Ein zehn Meter langer Wal strandete und verendete an einem Strand auf der Île de Ré in der Charente-Maritime. Das Tier wurde am Freitagabend bei Rivedoux-Plage entdeckt und mobilisierte die Behörden und Spezialisten des nationalen Strandungsnetzwerks. Sie bezeichneten den Vorfall als besonders selten in diesem Küstenabschnitt des Atlantiks.
Bei dem Wal handelte es sich um einen Finnwal, die zweitgrößte Walart der Welt nach dem Blauwal. Experten zufolge war das Tier, ein Weibchen, am Nachmittag in Küstennähe gesichtet worden, bevor es lebend strandete. Aufgrund seines Zustands war eine Rettungsaktion in der Nacht jedoch nicht möglich, und das Säugetier verendete kurz darauf.
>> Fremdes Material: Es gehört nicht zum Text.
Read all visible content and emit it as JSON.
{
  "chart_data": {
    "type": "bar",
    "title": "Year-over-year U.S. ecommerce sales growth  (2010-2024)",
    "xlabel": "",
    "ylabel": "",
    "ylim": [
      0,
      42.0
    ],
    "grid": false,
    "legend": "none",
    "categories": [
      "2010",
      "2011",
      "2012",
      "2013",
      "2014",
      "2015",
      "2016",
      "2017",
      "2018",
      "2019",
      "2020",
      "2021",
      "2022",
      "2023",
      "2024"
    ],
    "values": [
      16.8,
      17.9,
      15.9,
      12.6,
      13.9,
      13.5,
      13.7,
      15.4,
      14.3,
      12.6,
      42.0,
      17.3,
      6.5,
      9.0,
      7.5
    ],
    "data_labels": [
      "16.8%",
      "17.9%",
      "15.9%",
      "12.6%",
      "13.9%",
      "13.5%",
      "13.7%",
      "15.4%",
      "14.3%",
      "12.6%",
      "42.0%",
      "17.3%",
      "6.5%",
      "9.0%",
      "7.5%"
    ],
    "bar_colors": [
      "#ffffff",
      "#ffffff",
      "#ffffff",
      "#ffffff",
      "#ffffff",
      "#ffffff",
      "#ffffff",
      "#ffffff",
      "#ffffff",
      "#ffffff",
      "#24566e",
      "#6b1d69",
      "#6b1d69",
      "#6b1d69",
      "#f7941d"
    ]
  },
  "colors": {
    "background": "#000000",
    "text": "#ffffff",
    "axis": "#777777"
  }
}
Der dritte Fall, der in über einem Jahrhundert beobachtet wurde
Für Experten ist diese Strandung ein außergewöhnliches Phänomen. Es handelt sich erst um den dritten dokumentierten Fall dieser Art auf der Île de Ré, nach Strandungen in den Jahren 1920 und 2017. Seit Beginn der Erhebungen des nationalen Strandungsnetzwerks schwankt die Anzahl der an der französischen Küste gefundenen Finnwale im Allgemeinen zwischen einem und dreizehn Tieren pro Jahr.
Der auf etwa zwölf Tonnen geschätzte Kadaver wurde am Samstag mit einem Kranwagen geborgen und anschließend zur Autopsie transportiert. Die Analyse soll die genaue Todesursache und den Grund für die Strandung des Tieres klären. Laut Angaben des Pelagis-Observatoriums wurden seit 2023 keine Finnwalstrandungen mehr an der französischen Küste gemeldet.